OddThinking

A blog for odd things and odd thoughts.

Robots.txt Boost: Don’t record these URLs

So, I have a web-site with some automatically-generated pages. It includes very mildly personal information; for the sake of argument, let’s say it is their shoe-size.

This information is intended only for a select group of shoe-enthusiasts, doing research. I don’t want this web-site to appear in the search engines. People randomly searching for someone shouldn’t find their shoe-size.

The first option would be to password-protect it (or otherwise authenticate each user). However, that is hugely onerous on the legitimate users of the site, for something as mild as shoe-size.

So, I went for the honour system provided by robots.txt. “Please, please,” I asked the search engines, “Don’t go looking in my shoe-size directory.” While it is not guaranteed, the convention robots.txt is widely followed by bots.

Google honoured the letter of my request, but not the spirit. (I only pick Google out because I use it, not because it is necessarily the only offender.) It doesn’t search the page, but when someone links to it, Google will still return it. (e.g. <a href=wherever.html>Kevin Rudd's Shoe-Size</a> will be found when searching for Kevin Rudd’s shoe-size, even though the URL itself is never visited by Google’s bots.)

How do you get around this? Google explain that there is another convention – the noindex meta tag.

I need to put in every page a note to the robots to say “Hey, don’t include this very page in your index at all.” But, the only way that they will see that note is if I let the search engines read the file – I need to remove the robots.txt restriction.

Now, I am in a dilemma for two reasons.

The first is that I have to let Google crawl all around my database, which may have hundreds of thousands of records and reports of shoe-sizes. That is going to cost me in bandwidth and CPU, just to say “This page shouldn’t appear in your list”.

The second is that there are sure to be robots out there that support the robots.txt convention but not the newer noindex meta tag convention. I don’t know who they are. I can’t exclude them in the robots.txt, while allowing the bots through that comply with the new convention.

We need a updated standard for robots.txt that says “Not only shouldn’t you look in this directory, you shouldn’t even admit that such URLs exist in your database.”

8 CommentsCategories: Insufficiently Advanced Technology,S/W Dev
Tags: Google, HTML, robots.txt, search engines, web

Comments

  1. robots meta tag with its “noindex, nofollow” content has been around since at least 98: I was using it then fairly successfully with wget, the GNU web spider, which by now is probably the template of most link harvesters. It seems this tag was defined as part of the W3C recommendation for HTML 4.0, and that was in 1997. The text of the spec also has this interesting statement (even in the 4.01 update):

    Note. In early 1997 only a few robots implement this, but this is expected to change as more public attention is given to controlling indexing robots.

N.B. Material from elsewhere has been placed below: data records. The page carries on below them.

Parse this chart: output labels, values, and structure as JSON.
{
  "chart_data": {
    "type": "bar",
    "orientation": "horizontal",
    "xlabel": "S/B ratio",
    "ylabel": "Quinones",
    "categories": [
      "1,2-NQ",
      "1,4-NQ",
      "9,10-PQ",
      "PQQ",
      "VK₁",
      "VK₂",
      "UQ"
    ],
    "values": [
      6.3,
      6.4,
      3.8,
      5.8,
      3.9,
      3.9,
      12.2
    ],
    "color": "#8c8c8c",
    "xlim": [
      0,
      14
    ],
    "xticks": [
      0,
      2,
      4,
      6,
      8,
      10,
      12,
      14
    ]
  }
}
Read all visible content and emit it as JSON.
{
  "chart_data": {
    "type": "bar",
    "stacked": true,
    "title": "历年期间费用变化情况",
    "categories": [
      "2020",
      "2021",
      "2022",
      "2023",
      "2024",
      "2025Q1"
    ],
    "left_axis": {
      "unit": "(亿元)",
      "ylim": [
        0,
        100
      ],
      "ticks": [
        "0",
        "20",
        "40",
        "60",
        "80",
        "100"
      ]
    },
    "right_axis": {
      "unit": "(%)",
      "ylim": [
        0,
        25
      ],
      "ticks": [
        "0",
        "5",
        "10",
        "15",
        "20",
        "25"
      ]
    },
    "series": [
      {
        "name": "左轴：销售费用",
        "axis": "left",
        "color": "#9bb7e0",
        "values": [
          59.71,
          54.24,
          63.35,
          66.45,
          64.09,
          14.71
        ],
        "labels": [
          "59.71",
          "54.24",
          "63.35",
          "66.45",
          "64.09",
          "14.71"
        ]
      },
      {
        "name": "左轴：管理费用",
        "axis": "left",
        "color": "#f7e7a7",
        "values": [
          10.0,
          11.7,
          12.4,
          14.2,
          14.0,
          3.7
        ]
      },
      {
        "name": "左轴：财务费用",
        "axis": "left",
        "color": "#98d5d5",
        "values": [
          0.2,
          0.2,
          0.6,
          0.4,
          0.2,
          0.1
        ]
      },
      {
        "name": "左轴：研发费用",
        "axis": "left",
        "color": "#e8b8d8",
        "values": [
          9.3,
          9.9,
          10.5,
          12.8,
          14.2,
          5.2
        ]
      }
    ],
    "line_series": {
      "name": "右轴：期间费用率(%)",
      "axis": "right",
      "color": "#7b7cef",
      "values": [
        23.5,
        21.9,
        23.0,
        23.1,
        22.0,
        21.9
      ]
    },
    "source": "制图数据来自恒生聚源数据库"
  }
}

    It’s been more than ten years, so I think you can stop worrying about whether it’s supported. In fact, I think any spider that doesn’t respect this tag isn’t going to respect your robots.txt either.

  2. Support OpenID?

  3. There’s this sort-of club near where I live where they talk about shoe sizes. They meet up in this abandoned building with broken windows and stuff. There’s no “club leader” as such, and no “club registry”. People just politely assume that they belong to the club when they wander in.

    Unfortunately, sometimes people tell other people about the club, or sometimes people see other people wander into the building and get curious. Worst case it sometimes gets into shoe mags and sometimes a bunch of randoms show up and it’s really awkward… The people don’t want to make it a proper club, because that makes it too much effort, and they want it to be casual.

    They instituted a rule:

    The first rule of shoe club is that nobody talks about shoe club.

    The second rule: If this is your first night, you have to… shoe…

    True story.

  4. Aristotle,

    I may be missing something, but supporting OpenID won’t solve the problem, for two reasons.

    It will mean that (depending how I configure it) users won’t need yet another username and password for my site, but they would still need to authenticate somehow.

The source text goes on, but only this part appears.